The plugin framework has failed to support full features of the OpenAPI standard. So far, I have identified two bugs.
If the OpenAPI.yaml references other .yaml files, the plugin won’t crash, but will silently ignore all the files. In other words, the plugin supports only one yaml file.
The “allOf” is a very useful feature of OpenAPI to construct complex data structures. Again, the plugin will ignore it.
I don’t know if OpenAI developers would read this forum. If you know a better way to report bugs, feel free to talk to them.
The issues are quite important. When plugin apps are getting bigger and bigger, it is obviously a bad practice to put everything in a single yaml file.
I have a medium sized plugin. Its OpenAPI will soon reach 10,000+ lines. Not easy to manage it in a single file. I split it into 30 - 50 yaml files. I have to bundle them together for production. That would be a workaround for the bug 1 for now. But the bug 2 cannot be solved. Without “allOf”, the bundled file will bloat to a ridiculous size with a lot of redundant data structures.

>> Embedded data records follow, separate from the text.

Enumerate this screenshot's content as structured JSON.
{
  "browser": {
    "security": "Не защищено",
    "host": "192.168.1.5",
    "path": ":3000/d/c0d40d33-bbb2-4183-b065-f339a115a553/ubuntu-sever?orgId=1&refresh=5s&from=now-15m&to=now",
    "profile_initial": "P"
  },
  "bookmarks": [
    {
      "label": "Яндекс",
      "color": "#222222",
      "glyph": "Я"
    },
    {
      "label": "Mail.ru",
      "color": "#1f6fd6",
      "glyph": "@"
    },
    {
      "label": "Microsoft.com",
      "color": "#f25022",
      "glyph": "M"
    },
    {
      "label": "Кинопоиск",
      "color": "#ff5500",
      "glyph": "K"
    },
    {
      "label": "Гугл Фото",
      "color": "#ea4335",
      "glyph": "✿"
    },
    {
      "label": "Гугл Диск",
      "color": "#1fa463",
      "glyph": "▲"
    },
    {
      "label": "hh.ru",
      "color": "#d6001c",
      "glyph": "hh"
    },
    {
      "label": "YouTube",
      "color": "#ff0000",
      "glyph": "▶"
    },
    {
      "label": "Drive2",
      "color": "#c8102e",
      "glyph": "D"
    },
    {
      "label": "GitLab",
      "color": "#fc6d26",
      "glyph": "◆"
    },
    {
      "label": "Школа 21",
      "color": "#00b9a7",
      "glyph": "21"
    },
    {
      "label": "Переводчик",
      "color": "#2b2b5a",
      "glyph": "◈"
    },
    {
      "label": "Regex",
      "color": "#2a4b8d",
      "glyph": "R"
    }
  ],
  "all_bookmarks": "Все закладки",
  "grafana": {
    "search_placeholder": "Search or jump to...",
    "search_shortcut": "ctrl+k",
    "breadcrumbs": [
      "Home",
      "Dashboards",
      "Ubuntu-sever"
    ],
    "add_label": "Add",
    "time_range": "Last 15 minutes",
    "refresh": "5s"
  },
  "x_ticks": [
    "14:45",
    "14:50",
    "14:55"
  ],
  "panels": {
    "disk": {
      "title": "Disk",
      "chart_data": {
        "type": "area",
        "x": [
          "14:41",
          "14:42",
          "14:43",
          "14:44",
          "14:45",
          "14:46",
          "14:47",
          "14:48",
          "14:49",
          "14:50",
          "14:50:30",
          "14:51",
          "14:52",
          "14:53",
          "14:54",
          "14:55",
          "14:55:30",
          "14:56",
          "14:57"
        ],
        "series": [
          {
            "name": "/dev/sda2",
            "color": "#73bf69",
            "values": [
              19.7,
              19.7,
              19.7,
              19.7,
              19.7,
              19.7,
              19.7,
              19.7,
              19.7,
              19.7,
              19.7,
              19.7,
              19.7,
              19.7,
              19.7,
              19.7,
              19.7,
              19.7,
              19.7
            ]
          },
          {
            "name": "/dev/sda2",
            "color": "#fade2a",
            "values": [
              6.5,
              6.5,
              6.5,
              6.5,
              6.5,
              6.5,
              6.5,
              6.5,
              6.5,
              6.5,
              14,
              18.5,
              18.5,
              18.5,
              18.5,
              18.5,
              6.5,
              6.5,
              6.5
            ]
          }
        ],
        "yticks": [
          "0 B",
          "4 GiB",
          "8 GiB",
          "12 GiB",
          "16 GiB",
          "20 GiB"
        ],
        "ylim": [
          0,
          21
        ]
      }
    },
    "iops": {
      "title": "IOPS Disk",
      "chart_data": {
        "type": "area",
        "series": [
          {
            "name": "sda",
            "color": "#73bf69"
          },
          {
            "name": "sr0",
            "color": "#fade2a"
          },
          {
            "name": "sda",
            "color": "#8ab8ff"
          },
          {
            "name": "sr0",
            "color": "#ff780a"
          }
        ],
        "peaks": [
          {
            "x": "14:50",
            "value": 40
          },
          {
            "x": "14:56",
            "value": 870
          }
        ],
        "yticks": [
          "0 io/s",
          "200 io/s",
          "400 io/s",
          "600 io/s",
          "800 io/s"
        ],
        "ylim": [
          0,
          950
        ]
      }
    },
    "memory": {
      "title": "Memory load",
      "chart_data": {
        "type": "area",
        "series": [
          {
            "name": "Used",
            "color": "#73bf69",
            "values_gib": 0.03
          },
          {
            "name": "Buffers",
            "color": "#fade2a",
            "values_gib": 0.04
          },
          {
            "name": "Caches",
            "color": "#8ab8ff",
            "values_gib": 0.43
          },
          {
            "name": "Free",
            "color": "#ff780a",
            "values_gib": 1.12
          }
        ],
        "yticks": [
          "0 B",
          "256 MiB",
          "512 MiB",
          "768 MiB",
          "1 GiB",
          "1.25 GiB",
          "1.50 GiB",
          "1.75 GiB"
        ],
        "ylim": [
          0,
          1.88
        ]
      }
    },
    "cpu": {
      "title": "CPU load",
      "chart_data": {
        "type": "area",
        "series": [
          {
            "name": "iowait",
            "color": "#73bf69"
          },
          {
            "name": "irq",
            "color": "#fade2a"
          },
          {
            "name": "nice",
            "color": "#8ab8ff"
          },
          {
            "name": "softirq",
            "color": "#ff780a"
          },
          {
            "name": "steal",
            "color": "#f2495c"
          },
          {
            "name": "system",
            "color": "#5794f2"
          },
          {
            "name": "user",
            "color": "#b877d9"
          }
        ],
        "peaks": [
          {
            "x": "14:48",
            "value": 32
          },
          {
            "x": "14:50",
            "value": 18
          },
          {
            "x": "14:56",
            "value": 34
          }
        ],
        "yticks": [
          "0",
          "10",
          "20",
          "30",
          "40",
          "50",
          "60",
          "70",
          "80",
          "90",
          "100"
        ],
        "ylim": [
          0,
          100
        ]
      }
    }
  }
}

Don’t know if this is regarded as a bug, but based on your description it might even be a feature, having plugins load with ~10k lines of code will fill the context window several times over
If you want to report it though there’s a designated place for that over here:
They may even pay you money if your bug report is accepted
You definitely reminded me of running a stress test before proceeding with my ambitious plans. I used 250 endpoints (about 4,000 lines). It worked. But, when it reached 5,000 lines, the system didn’t crash, but it was worse - the responses were like gibberish of our long lost village idiot. That worries me. The very presence of a large openapi.yaml will distort ChatGPT’s own behavior. ChatGPT didn’t even call those endpoints. I really hope OpenAI people will be on this forum to notice this.
An API of 5,000 lines is not big for any serious applications! OpenAI plugin platform is not intended for toy apps only, is it? If OpenAI developers are reading this, it would be very nice for you to publish some performance benchmark testing results.
Right now, I don’t know if the 250+ endpoints or the number of lines of code hit the limit.